Esiste ancora un tabù della disabilità?
«Sì, in parte esiste ancora, anche se devo dire che sono stati fatti tanti passi in avanti. Come Cbm, sia a livello di famiglia internazionale che di ramo italiano, il nostro sforzo è quello di far capire che la disabilità è una parte di noi. Ognuno di noi, in fondo, ha le proprie mancanze e disabilità. Quello che noi cerchiamo di fare soprattutto qui in Italia è quello di unire quello che è bellissimo con quello che apparentemente sembra bruttissimo, quindi l’arte e la disabilità. Faccio un esempio: abbiamo organizzato alcune volte un concerto al buio dove un pianista famosissimo in tutto il mondo suona per noi nel buio totale, per far capire come vivono le persone che non ci vedono. Questa fusione tra arte e disabilità permette di rompere lo stereotipo secondo cui l’arte è bella e la disabilità è brutta. Allo stesso modo lo vogliamo raccontare ai bambini, e lo raccontiamo con la loro modalità, con la loro freschezza, con le loro immagini, con disegni e storie, con modalità che sono proprie dei bambini e proprio per questo non stridono affatto con la disabilità, che è parte della vita di tutti e che viaggia insieme a tutti noi».

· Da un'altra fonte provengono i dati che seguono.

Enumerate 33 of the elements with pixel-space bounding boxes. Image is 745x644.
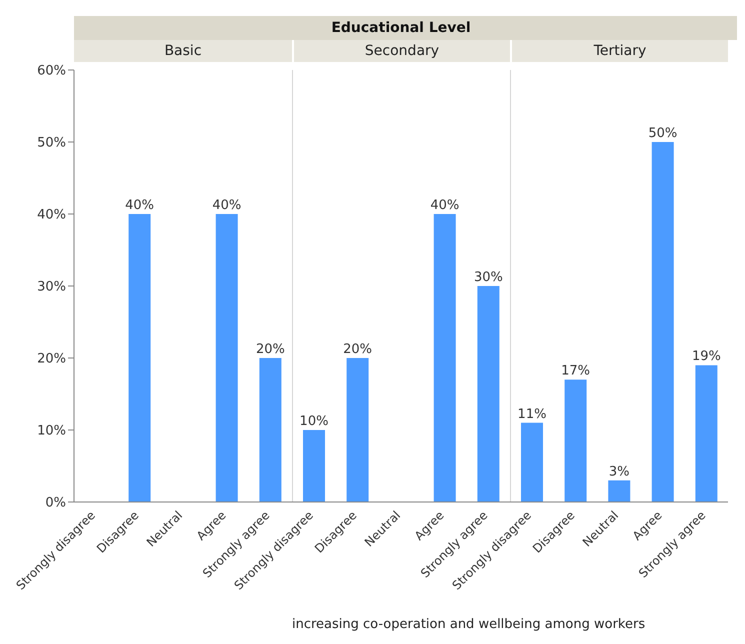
- data-label: 40%: [430, 198, 460, 213]
- y-tick-label: 0%: [45, 496, 66, 511]
- bar: [434, 214, 456, 502]
- chart-title: Educational Level: [330, 19, 472, 38]
- data-label: 20%: [343, 342, 372, 357]
- data-label: 17%: [561, 364, 590, 379]
- data-label: 40%: [125, 198, 154, 213]
- y-tick-label: 30%: [37, 280, 66, 295]
- data-label: 20%: [256, 342, 285, 357]
- data-label: 11%: [518, 406, 546, 422]
- chart-subtitle: Basic: [74, 40, 292, 62]
- bar: [652, 142, 674, 502]
- bar: [346, 358, 369, 502]
- chart-subtitle: Tertiary: [510, 40, 728, 62]
- data-label: 40%: [212, 198, 242, 213]
- y-tick-label: 50%: [37, 136, 66, 151]
- data-label: 10%: [300, 414, 328, 429]
- bar: [695, 365, 718, 502]
- y-tick-label: 20%: [37, 352, 66, 367]
- data-label: 19%: [692, 349, 721, 364]
- bar: [303, 430, 325, 502]
- y-tick-label: 10%: [37, 424, 66, 439]
- bar: [521, 422, 543, 502]
- y-tick-label: 60%: [37, 64, 66, 79]
- data-label: 3%: [608, 464, 630, 480]
- y-tick-label: 40%: [37, 208, 66, 223]
- x-axis-title: increasing co-operation and wellbeing among workers: [292, 617, 646, 632]
- data-label: 50%: [648, 126, 678, 141]
- chart-subtitle: Secondary: [292, 40, 510, 62]
- bar: [564, 380, 587, 502]
- data-label: 30%: [474, 270, 503, 285]
- bar: [608, 480, 630, 502]
- bar: [477, 286, 500, 502]
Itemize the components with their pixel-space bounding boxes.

Da quali considerazioni nasce Occhiolino?
«L’idea è frutto di un esperimento che avevamo iniziato lo scorso anno, quando ci siamo detti di voler provare a raccontare ai bambini, che sono gli adulti di domani e verso cui abbiamo una responsabilità, i valori universali della solidarietà e dell’inclusione, anche per considerare in un certo modo la disabilità. Il primo passo è stato quello di andare nelle scuole d’Italia, dove abbiamo trovato un’accoglienza straordinaria da parte degli insegnanti, dei genitori e anche dei bambini. Tutti hanno capito il senso del progetto, e da qui abbiamo capito che poteva esserci l’occasione di ampliare ulteriormente il discorso. Per quanto riguarda il nome, invece, la scelta è caduta su Occhiolino per sottolineare quanto siamo orientati verso la disabilità evitabile visiva».
È stato complesso passare dall’idea alla realizzazione?
«Sì, ma non così tanto. C’è stato sin da subito un grandissimo entusiasmo, che unito alla professionalità che ci deriva da anni di esperienza ha aiutato. Non dimentichiamo poi che assieme a noi ci sono tante persone che ci sono vicine, tra cui anche Maria Vago e Franca Trabacchi, due nomi fondamentali dell’editoria per ragazzi. Anche questa volta il nostro motto, “insieme per fare di più”, si rivela come vero. Ci siamo uniti e nell’arco di poche settimane abbiamo realizzato questo strumento che sta per arrivare».
Come verrà distribuito?
«Lo distribuiremo a una parte dei nostri donatori e lo distribuiremo nelle scuole e nelle classi che lo richiederanno, e poi a tutti coloro che vorranno richiederlo, e lo potranno fare sul nostro sito, www.cbmitalia.org, oppure attraverso i social network. Insomma, i modi di entrare in contatto non mancano».